Autor: Joscha Duhme, Redakteur DU UND DAS TIER
Bis zu drei Wochen ohne Wasser. Noch dazu in der Wüste. Wer das aushalten kann, muss fast schon überirdische Kräfte haben – oder von der Natur auf phänomenale Weise für das Leben in der Dürre ausgestattet worden sein. So wie Dromedare. Die faszinierenden Tiere aus der Familie der Kamele können dank mehrerer spezieller Eigenschaften auch unter den extremen Bedingungen der sandigen Einöde überleben. Sie haben beispielsweise ovale Blutkörperchen. Diese transportieren selbst bei Flüssigkeitsmangel noch viel Sauerstoff, da sie bei Eindickung des Blutes nicht verklumpen. Ihre Nieren können den Urin extrem konzentrieren, wodurch sie viel Wasser sparen. Weil ihre Nieren das erlauben, können Dromedare selbst salziges Meerwasser trinken und sogar ihre Nasen- oder Darmschleimhäute sind in der Lage, Wasser aus der Atemluft oder dem Kot zu ziehen und zurück in den Kreislauf zu leiten. „Während einer Trockenphase können Dromedare deshalb bis zu ein Viertel ihres Körpergewichts an Wasser verlieren, ohne dass es ihnen schadet“, berichtet Nina Brakebusch, Referentin für Interdisziplinäre Themen beim Deutschen Tierschutzbund. Zum Vergleich: Wir Menschen wären bereits bei einem Wasserverlust von zehn Prozent des Körpergewichts in einer lebensbedrohlichen Situation.

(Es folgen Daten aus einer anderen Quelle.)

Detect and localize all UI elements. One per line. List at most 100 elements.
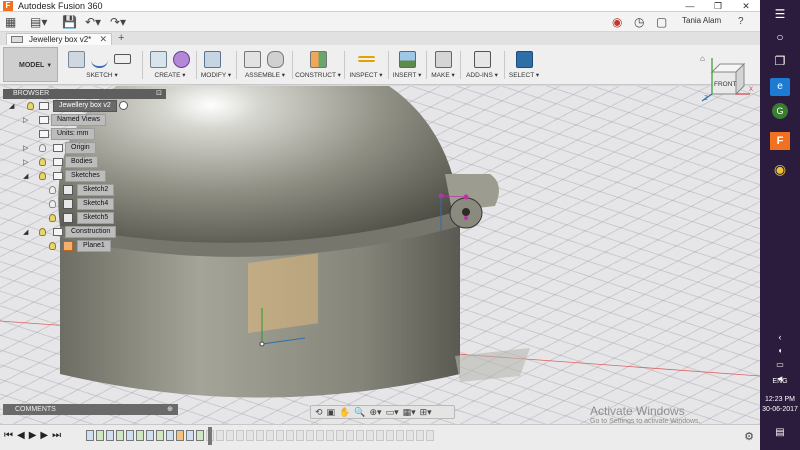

Entsprechend groß ist jedoch auch ihr Durst, sollten sie wirklich über einen längeren Zeitraum auf der Suche nach Wasser gewesen sein. „Dann können sie ohne Probleme bis zu 200 Liter innerhalb von 15 Minuten aufnehmen. Bei jedem anderen Tier würde das zu einer tödlichen Wasservergiftung führen“, sagt Brakebusch. Dromedare könnten das Wasser jedoch durch spezielle Zellen in ihrem Magen aufnehmen und besser im Körper verteilen. Ihre Höcker sind allerdings, anders als viele Menschen vermuten, kein ausgewiesener Wasserspeicher. Darin lagern die Tiere vor allem Fett, um sich selbst mit Energie zu versorgen, wenn die Nahrung knapp wird. Bei dieser bevorzugen sie ausschließlich Pflanzen. Wenn diese trocken, dornig oder salzig sind, macht das den Kamelen nichts aus. Geschickt nutzen sie ihre gespaltenen Oberlippen dazu, selbst kleine Blättchen abzuzupfen. „Damit sie die karge Kost bestmöglich verwerten können, gleicht ihre Art des Verdauens dem der Wiederkäuer“, so die Expertin. Sie haben einen Magen mit mehreren Kammern und würgen ihre Nahrung nochmals hoch, um den Brei ein weiteres Mal zu zerkauen, dennoch unterscheidet sich der Aufbau von denen der richtigen Wiederkäuer wie Kühen oder Schafen, denen sie daher auch nicht zugeordnet werden.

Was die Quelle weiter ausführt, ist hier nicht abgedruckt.